New British Arctic Strategy: Deploying Submarine-Hunting Aircrafts to the Arctic

Ben Wallace og Odd Roger Enoksen CR22.
British Defense Minister Ben Wallace and Norwegian Defense Minister Odd Roger Enoksen (Center party) visiting the NATO exercise Cold Respones 2022 in Bardufoss, Norway. (Photo: Norwegian Armed Force)

Great Britain sends jets with specialized surveillance technology to the Arctic as part of Britain’s new Arctic strategy. The Norwegian Defense Minister welcomes increased British presence.

On Tuesday, Great Britain’s Defense Minister Ben Wallace presented the country’s new Arctic strategy.

It says the High North and maintaining the defense of the North Atlantic still will be of major importance to Britain and that the British navy will be permanently active in the Nordics in the coming time.

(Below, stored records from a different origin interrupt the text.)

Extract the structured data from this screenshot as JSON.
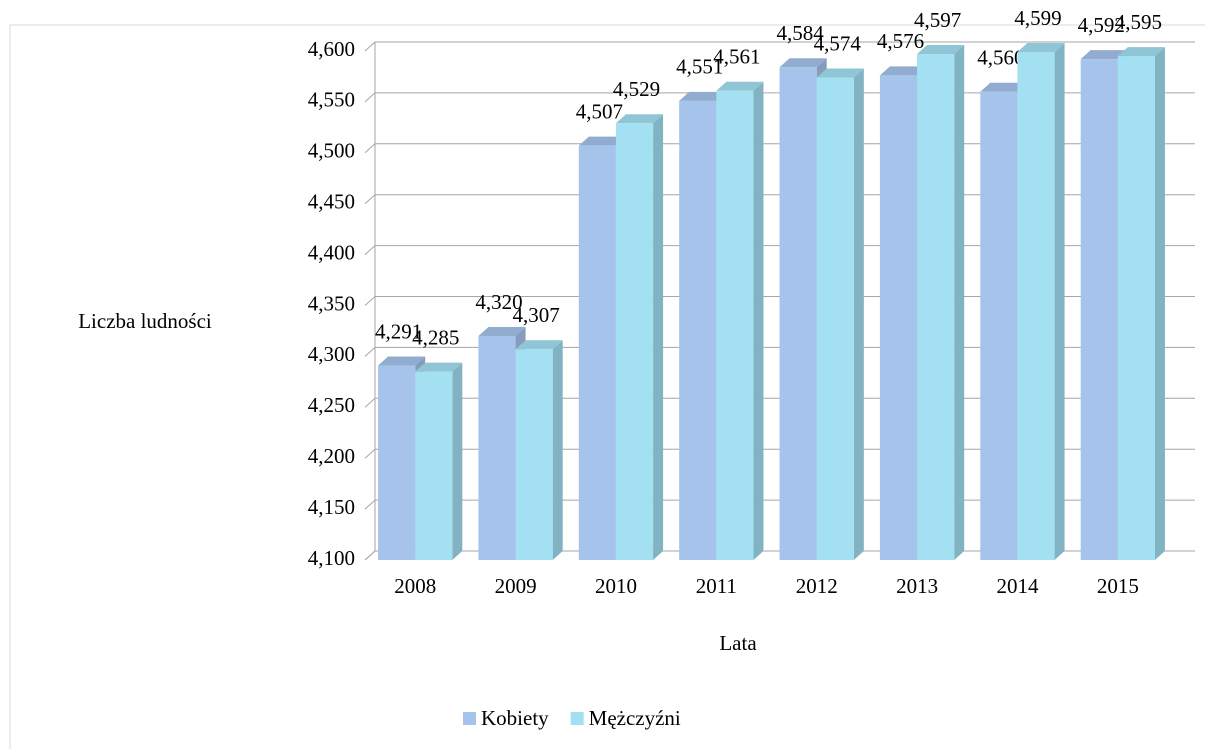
{
  "chart_data": {
    "type": "bar3d",
    "x_label": "Lata",
    "y_label": "Liczba ludności",
    "categories": [
      "2008",
      "2009",
      "2010",
      "2011",
      "2012",
      "2013",
      "2014",
      "2015"
    ],
    "series": [
      {
        "name": "Kobiety",
        "color": "#a6c3ec",
        "values": [
          4291,
          4320,
          4507,
          4551,
          4584,
          4576,
          4560,
          4592
        ],
        "value_labels": [
          "4,291",
          "4,320",
          "4,507",
          "4,551",
          "4,584",
          "4,576",
          "4,560",
          "4,592"
        ]
      },
      {
        "name": "Mężczyźni",
        "color": "#a3e0f2",
        "values": [
          4285,
          4307,
          4529,
          4561,
          4574,
          4597,
          4599,
          4595
        ],
        "value_labels": [
          "4,285",
          "4,307",
          "4,529",
          "4,561",
          "4,574",
          "4,597",
          "4,599",
          "4,595"
        ]
      }
    ],
    "ylim": [
      4100,
      4600
    ],
    "yticks": [
      {
        "value": 4100,
        "label": "4,100"
      },
      {
        "value": 4150,
        "label": "4,150"
      },
      {
        "value": 4200,
        "label": "4,200"
      },
      {
        "value": 4250,
        "label": "4,250"
      },
      {
        "value": 4300,
        "label": "4,300"
      },
      {
        "value": 4350,
        "label": "4,350"
      },
      {
        "value": 4400,
        "label": "4,400"
      },
      {
        "value": 4450,
        "label": "4,450"
      },
      {
        "value": 4500,
        "label": "4,500"
      },
      {
        "value": 4550,
        "label": "4,550"
      },
      {
        "value": 4600,
        "label": "4,600"
      }
    ],
    "grid": true,
    "legend": "bottom"
  }
}
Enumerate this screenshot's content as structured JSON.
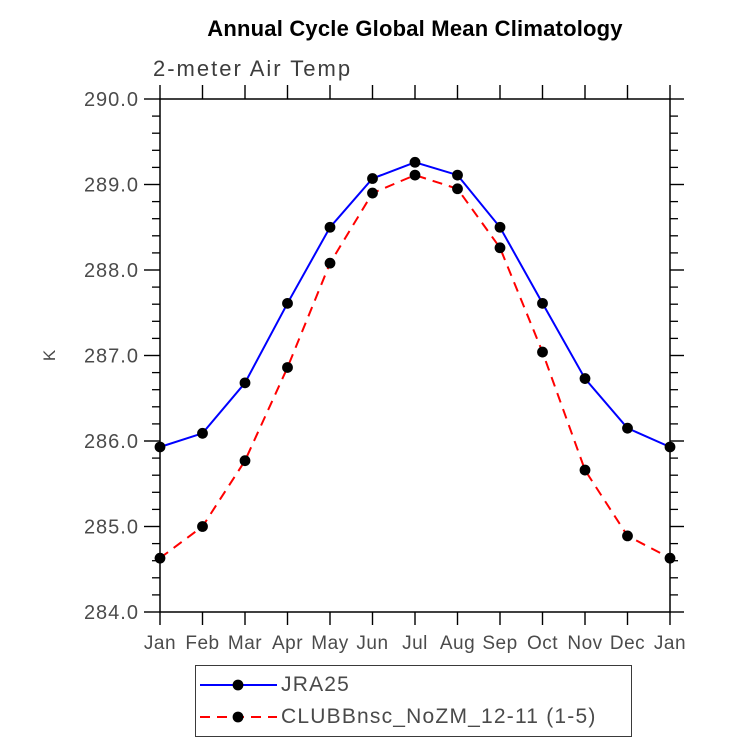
{
  "chart_data": {
    "type": "line",
    "title": "Annual Cycle Global Mean Climatology",
    "subtitle": "2-meter Air Temp",
    "ylabel": "K",
    "xlabel": "",
    "categories": [
      "Jan",
      "Feb",
      "Mar",
      "Apr",
      "May",
      "Jun",
      "Jul",
      "Aug",
      "Sep",
      "Oct",
      "Nov",
      "Dec",
      "Jan"
    ],
    "ylim": [
      284.0,
      290.0
    ],
    "y_major_step": 1.0,
    "y_minor_step": 0.2,
    "y_tick_decimals": 1,
    "grid": false,
    "legend_position": "bottom",
    "series": [
      {
        "name": "JRA25",
        "color": "#0000ff",
        "line_style": "solid",
        "marker": "filled-circle",
        "marker_color": "#000000",
        "values": [
          285.93,
          286.09,
          286.68,
          287.61,
          288.5,
          289.07,
          289.26,
          289.11,
          288.5,
          287.61,
          286.73,
          286.15,
          285.93
        ]
      },
      {
        "name": "CLUBBnsc_NoZM_12-11 (1-5)",
        "color": "#ff0000",
        "line_style": "dashed",
        "marker": "filled-circle",
        "marker_color": "#000000",
        "values": [
          284.63,
          285.0,
          285.77,
          286.86,
          288.08,
          288.9,
          289.11,
          288.95,
          288.26,
          287.04,
          285.66,
          284.89,
          284.63
        ]
      }
    ],
    "colors": {
      "axis": "#000000",
      "tick_label": "#4b4b4b",
      "title": "#000000"
    }
  }
}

The British Ministry of Defense wants to secure that it remains capable of protecting Great Britain’s interests when the region opens up in the coming years due to melting sea ice.

Wallace is currently in Norway visiting the NATO exercise Cold Respones in Bardufoss on Tuesday and the Russian border in Sør-Varanger on Wednesday. At a press conference during the visit, Wallace said that Great Britain will commit militarily to the Nordics in order to protect the North Atlantic.

The forces are likely to rotate between Norway, Sweden, Finland and other places in the region.

Anti-submarine fighter planes

During the strategy launch, he also said that Great Britain will deploy anti-submarine fighter planes to the Arctic as increased access means increased threat from Russia. the planes belong to the Royal Air Force and are a part of nine P-8 Poseidon maritime surveillance planes from Lossiemouth military airport in Moray specially designed for monitoring Russian submarine activity.

Storbritannias nye arktiske strategi.
Storbritannias nye arktiske strategi.
Great Britain’s new Arctic strategy

The document says Moscow has invested in military infrastructure and equipment for sea ice, established a new Arctic joint strategic command and reopened bases from the Cold War north of the Arctic Circle, including on Franz Joseph’s Land, which came operative in 2018, and the Kotelny Island base opening in December 2016.

“The High North means a lot to Great Britain and the British defense. The development in the Arctic has an impact on our environment, our wealth, our energy supply and our security”, Wallace says.

Like during the Cold War

He points out that as the region’s nearest non-Arctic neighbor, Great Britain will continue working with its allied and partners to secure increased access to the region and that the resources there can be managed in a safe, sustainable, and responsible way.

The MoD writes in its 16-page document that Russian submarine activity in the North Atlantic now has reached Cold War levels.

“The Arctic has historically been a low-tension area and we want it to remain that way”, Ben Wallace says.

Threats and opportunities

In order to secure the Arctic against increased tension, the British MoD has decided that a marine company, two amphibious warships and helicopters, which constitute Britain’s coast-near response group,  will be periodically deployed to the Arctic.

Defense Minister Ben Wallace says that less sea ice brings threats as well as opportunities; Russia’s increasingly militarized approach to the region as well as China’s support around the Polar Silk Road opens up for a series of challenges related to infrastructure as well as new opportunities.

As the region is growing increasingly accessible, threats from other places around the world may spill over into the Arctic
Ben Wallace, British Defense Minister

That is why cold weather training will be extended from Norway to Canada, Finland and the USA on a regular basis, so that an increasing number of soldiers are prepared to operate in sub-zero degrees.

“As the region is becoming increasingly accessible, threats from other places around the world may spill over into the Arctic, Wallace says.

An end to isolation

The strategy, which is a ten-year plan, was first announced in 2018, though it was delayed. In it, one can read that “The era of Arctic isolation is over.”

“We have to be able to be present during the changing regional dynamics coming as a consequence of decreasing sea ice”, Wallace stated.

The strategy says that while there is a series of potential threats in the Arctic,  “a worsened global security environment constitutes the largest threat against security in the region.”

“Being a leading European state and NATO ally, Great Britain will defend our allies if the need were to arise”, the defense minister says.

“That is why the British armed forces will practice more with our close Arctic allies and partners, as part of NATO, both bilaterally as well as through other multilateral groups”, Wallace said.

He adds that the British air force will continue participating in Icelandic defense missions in which British war planes patrol the island.

New opportunities

“The unique environment in the Arctic will continue offering operational challenges and demanding new approaches and solutions”, Wallace says.

That is why the British defense will make new investments and conduct research on new opportunities in space technology.

"This strategy describes the Defense’s approach to the region with a broader interstate Arctic policy and demonstrates the region’s significance in the coming years”, Wallace says in closing.

Norwegian Defense Minister Odd Roger Enoksen (Center party) welcomes the British initiative.

“We welcome more allied activity in the North”, Enoksen says.